Walk With Me, Old Math New Technology

I have found that there are many organizations to support the learning and teaching of math. I enjoy exploring what new creative pathways are being opened in the approaches of how to teach our future scholars. In addition to collaborating with our departmental cohorts within the school and local school districts, Mathematical resources offer access on both local to state and national levels. There is a vast array of resources available on the world-wide-web some with free access and many more with small cost memberships. Fun websites like Pinterest even have great math teaching and learning ideas. Google any grade level and mathematical concept and voila! options galore. A few websites that I have explored and keep available at a mouse clicks notice to support me as an upcoming math teacher are:

National Council of Teachers of Mathematics

Oregon Council of Teachers of Mathematics

Illustrative Mathematics Middle School Curriculum

These websites allow me to connect with other teachers across the math world not just here in Eugene, Oregon! I am able to access articles, videos, and free curriculum ideas with new trends to support teaching math.

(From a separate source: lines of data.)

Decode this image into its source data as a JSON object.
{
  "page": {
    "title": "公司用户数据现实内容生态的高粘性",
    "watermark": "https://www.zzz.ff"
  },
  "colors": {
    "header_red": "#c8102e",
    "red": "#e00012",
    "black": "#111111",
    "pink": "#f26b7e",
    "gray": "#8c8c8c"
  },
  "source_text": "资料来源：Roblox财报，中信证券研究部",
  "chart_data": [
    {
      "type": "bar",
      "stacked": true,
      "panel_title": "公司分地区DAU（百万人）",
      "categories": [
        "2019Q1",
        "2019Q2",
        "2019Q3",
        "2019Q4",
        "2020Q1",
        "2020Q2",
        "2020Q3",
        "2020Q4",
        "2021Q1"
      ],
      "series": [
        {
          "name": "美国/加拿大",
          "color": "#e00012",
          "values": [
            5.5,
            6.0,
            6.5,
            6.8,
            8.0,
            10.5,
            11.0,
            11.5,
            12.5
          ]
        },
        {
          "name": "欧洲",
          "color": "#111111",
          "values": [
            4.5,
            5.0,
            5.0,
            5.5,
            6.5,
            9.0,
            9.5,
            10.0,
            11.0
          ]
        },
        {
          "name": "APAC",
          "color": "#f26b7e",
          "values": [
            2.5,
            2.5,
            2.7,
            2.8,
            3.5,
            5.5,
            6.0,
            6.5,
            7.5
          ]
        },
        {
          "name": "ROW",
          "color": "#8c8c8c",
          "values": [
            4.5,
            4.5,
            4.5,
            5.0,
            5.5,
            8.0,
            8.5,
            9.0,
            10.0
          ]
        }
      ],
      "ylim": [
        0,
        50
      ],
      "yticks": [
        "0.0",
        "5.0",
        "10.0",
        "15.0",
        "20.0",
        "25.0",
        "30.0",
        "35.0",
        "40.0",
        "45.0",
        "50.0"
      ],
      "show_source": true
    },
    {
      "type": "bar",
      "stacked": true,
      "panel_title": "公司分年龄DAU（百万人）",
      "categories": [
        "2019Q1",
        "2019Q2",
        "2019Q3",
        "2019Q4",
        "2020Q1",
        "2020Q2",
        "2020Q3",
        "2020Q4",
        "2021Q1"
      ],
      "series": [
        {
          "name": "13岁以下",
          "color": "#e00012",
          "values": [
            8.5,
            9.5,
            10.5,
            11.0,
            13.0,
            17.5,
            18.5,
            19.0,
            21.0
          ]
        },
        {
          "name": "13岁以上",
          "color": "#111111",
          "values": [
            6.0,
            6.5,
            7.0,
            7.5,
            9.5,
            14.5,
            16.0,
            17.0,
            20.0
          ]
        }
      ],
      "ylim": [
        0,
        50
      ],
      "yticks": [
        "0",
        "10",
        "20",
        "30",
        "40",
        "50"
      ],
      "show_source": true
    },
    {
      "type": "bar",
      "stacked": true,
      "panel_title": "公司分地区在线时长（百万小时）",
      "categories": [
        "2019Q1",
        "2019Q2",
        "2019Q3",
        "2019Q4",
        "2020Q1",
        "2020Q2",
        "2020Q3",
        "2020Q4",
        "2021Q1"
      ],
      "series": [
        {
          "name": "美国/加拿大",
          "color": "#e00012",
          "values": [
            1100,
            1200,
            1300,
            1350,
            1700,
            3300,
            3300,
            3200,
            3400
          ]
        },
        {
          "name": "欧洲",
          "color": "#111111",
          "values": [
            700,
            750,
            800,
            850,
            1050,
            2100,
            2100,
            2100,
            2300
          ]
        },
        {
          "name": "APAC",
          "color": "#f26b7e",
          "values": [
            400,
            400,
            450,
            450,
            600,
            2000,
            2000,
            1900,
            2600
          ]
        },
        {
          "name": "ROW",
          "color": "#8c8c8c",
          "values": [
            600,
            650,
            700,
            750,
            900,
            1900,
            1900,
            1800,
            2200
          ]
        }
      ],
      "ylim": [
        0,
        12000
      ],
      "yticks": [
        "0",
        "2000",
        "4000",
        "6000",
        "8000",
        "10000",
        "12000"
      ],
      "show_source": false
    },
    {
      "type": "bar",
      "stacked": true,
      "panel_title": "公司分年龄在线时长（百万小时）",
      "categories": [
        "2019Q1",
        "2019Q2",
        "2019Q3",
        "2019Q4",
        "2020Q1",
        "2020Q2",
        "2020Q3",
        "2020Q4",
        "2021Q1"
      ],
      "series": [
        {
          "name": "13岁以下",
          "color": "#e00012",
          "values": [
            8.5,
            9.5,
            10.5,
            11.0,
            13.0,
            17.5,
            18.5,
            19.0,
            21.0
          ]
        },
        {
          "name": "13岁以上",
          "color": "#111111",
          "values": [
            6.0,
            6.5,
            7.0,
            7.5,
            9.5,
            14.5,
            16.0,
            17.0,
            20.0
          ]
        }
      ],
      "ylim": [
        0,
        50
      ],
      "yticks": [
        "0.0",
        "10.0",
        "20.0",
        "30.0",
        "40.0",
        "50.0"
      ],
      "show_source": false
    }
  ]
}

I love some of the simple to use sites like Annenberg Learner and Khan Academy which allow both teachers and students with internet access the ability to explore and expand learning concepts from home as well.

In addition to my own research for resources, I ask other educators what technology sites they are using to supplement their curriculums and learning. Teachers within Middle School are using different websites, however many have said they like to use such sites as Desmos and Prodigy. Students seem to agree that they like the use of these sites as well since they are often creative and interactive.

Often math is thought of in terms of numerical digits and variable expressions however there are many other aspects to math that are incorporated in the world in which we live. When we present our students with new ways to see math we open up possibilities how they may use math in their everyday lives.

The word technology in early 2018, gives way to the thought of a hand held computer type device. I think that these devices have their purposes and I appreciate their use as a tool in propelling individuals in forward movement though technology also includes the many hand tools that the past has given us. In today’s age of high-speed upgraded technology many of the tools of the past have been pushed wayside and not thought of as having a place in the world of math.

I want to show students that these old tools are very valuable in math today and in the future in which we are bringing forth. We have engineers that design and create who will use the newest technologies but those engineers then need persons to bring their creations to life. Simple tools such as hammers, pencils, and triangle squares are hand tools used to manipulate wood for construction of homes and other structures. Welders use extensive math to build and create machinery that propels productions of other materials. Seamstresses wield the powerful sewing machine as their technology tool to bring forth fashion and interior designs. The stove and all the wonderful kitchen gadgets found in a master chefs work environment all use mathematical calculations to fill the dining halls with fine tasting cuisines of the world. Integration of new technology is wonderful but if we forget to teach and use the simple tools, how can students master the difficult ones?

Technology is important to learn and use, however it should be used as a tool to enhance, challenge, and expand abilities not replace them. If my students can master their multiplication facts by use of their own brain (their first tool), then the calculator is a tool to propel them forward in their endeavors, but if they depend on the technology of a calculator to do the work then how will they learn to understand the simple concepts of greater technology and its uses? The use of new online applications to reinforce learning concepts can be fun and entertaining, such as within a math learning game like Prodigy though state testing dictates the student should be assessed to meet the standards and expectations without the use of technology. If I teach my students geometry and then ask them to design a quilt for their bed, I am able to assess their mathematical understandings, they are then able to use technology to their advantage producing their quilt for practical use, and then they have on their bed a constant reminder of their geometry lesson and the knowledge that they gleaned in the process.

I have never been in a math class that has incorporated use of small classroom capable tools to teach math, they have always been separated as Workshop and Home Economics type classes. My classroom will incorporate a mixture of both old and new technologies to bring forth the successes of our scholars.